Encurralado entre os três adultos “amadurecidos” da trama se acha um menino, vagamente a par do desafio que se apresenta diante dos homens, das mulheres e das moças – especialmente aquela que se encontra impassível, convencida de que é mesmo foco de desejo mas aparentemente dedicada a evitar que essa atração a contamine e a estimule a iniciativas mais eróticas. E numa sequência excelente, todos passam um languido e delicioso domingo de verão na casa de Stephen, tomando drinques e praticando variados esportes, a fim de esconder ou disfarçar a pirâmide da emoção, as suspeitas, os ressentimentos e os ciúmes, as feridas menores infligidas de passagem e de cicatrização fácil. Todas são pessoas relativamente decentes – por puro acaso, aliás – e se envolvem umas com as outras, chorando mágoas mutuamente e com uma superficialidade do tipo “alguém para parceiro do tênis hoje?”.

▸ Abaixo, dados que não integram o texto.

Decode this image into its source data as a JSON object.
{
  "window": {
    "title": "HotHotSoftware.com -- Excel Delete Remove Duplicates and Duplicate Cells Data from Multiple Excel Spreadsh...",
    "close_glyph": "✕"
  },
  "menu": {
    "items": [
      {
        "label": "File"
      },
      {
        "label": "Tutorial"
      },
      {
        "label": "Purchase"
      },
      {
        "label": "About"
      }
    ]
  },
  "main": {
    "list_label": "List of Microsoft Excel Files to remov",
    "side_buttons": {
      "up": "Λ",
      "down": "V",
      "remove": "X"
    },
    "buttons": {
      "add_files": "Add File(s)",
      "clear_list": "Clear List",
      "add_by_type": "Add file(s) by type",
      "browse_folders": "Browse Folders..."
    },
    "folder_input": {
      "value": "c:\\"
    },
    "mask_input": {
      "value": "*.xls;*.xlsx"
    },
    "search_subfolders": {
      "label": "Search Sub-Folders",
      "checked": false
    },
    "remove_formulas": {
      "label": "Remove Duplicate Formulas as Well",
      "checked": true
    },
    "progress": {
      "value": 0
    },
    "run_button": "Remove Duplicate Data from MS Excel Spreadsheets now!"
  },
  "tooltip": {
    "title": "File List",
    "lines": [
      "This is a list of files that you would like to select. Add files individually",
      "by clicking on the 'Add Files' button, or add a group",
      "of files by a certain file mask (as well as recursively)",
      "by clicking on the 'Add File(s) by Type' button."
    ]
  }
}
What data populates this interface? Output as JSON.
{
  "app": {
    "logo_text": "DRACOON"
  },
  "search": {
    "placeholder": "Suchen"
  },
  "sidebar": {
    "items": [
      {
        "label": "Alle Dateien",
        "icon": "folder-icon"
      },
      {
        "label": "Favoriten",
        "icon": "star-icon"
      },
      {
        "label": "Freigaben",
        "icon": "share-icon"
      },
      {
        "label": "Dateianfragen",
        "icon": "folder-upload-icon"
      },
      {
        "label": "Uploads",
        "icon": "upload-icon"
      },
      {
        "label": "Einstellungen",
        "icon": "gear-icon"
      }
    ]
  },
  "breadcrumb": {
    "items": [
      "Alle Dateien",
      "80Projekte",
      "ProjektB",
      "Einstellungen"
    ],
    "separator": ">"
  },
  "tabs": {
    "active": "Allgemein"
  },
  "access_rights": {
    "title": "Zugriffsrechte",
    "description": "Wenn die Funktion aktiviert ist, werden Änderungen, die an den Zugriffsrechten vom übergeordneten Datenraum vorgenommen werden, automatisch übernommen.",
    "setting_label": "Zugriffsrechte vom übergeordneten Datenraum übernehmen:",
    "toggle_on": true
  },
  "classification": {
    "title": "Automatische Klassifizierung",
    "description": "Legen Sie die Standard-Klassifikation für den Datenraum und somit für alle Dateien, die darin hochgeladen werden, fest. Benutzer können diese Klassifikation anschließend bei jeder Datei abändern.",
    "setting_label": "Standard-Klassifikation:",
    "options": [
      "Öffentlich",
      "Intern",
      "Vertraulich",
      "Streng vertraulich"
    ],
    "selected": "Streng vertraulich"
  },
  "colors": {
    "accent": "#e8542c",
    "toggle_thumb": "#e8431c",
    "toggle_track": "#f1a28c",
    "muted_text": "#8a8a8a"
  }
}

O centro do interesse do filme é o envolvimento dos dois homens com a moça, sendo que de parte de Charley o vínculo é claro e público. Mas é Stephen, homem inteligente e responsável, marido dedicado e discreto, quem se volta para a amoralidade, comete um ato indecente e mancha seu comportamento – tudo isso por coincidência – no desastre de automóvel que ocorre perto de sua casa.

A fartura aparente e a calma superficial de suas exigências em Oxford e seus arredores são contrabalançadas pelas frustrações de Stephen ao tentar competir com Charles e ao procurar reacender um romance com uma ex-amante; tudo isso provoca explosões de violência física (por exemplo, uma partida de rúgbi doméstico tradicional que permite que mestre e aluno travem sua batalha particular pela conquista da moça), com erupções emocionais no silêncio da noite ou na solidão de um jardim campestre úmido.

O filme prima pela impassividade e inteligência, com Dirk Bogarde (Stephen), Stanley Baker (Charley), Vivian Merchant (Rosalind) e Michael York (William) colaborando para maior realismo e convicção do que se passa na tela. Todos se destroem entre si – por acidente. Todos são vítimas de seus instintos desenfreados – por acidente. É verdade. Talvez verdade demais. Tão verdadeiro que terminamos concluindo que Losey e Pinter jamais conseguiram declarar o óbvio tão obviamente.

Eles o declaram em fascinantes termos cinematográficos, enchendo os olhos do espectador, alertando seu ouvido para cada nuança, excitando-lhe o intelecto. Estranho Acidente é algo para ser bem observado e depois meditado com atenção.

“Agonia sob a pele” (18 de abril de 1967). Publicado no Brasil no livro De Cleópatra a Bonnie & Clyde (Editora Lidador; p. 252-253).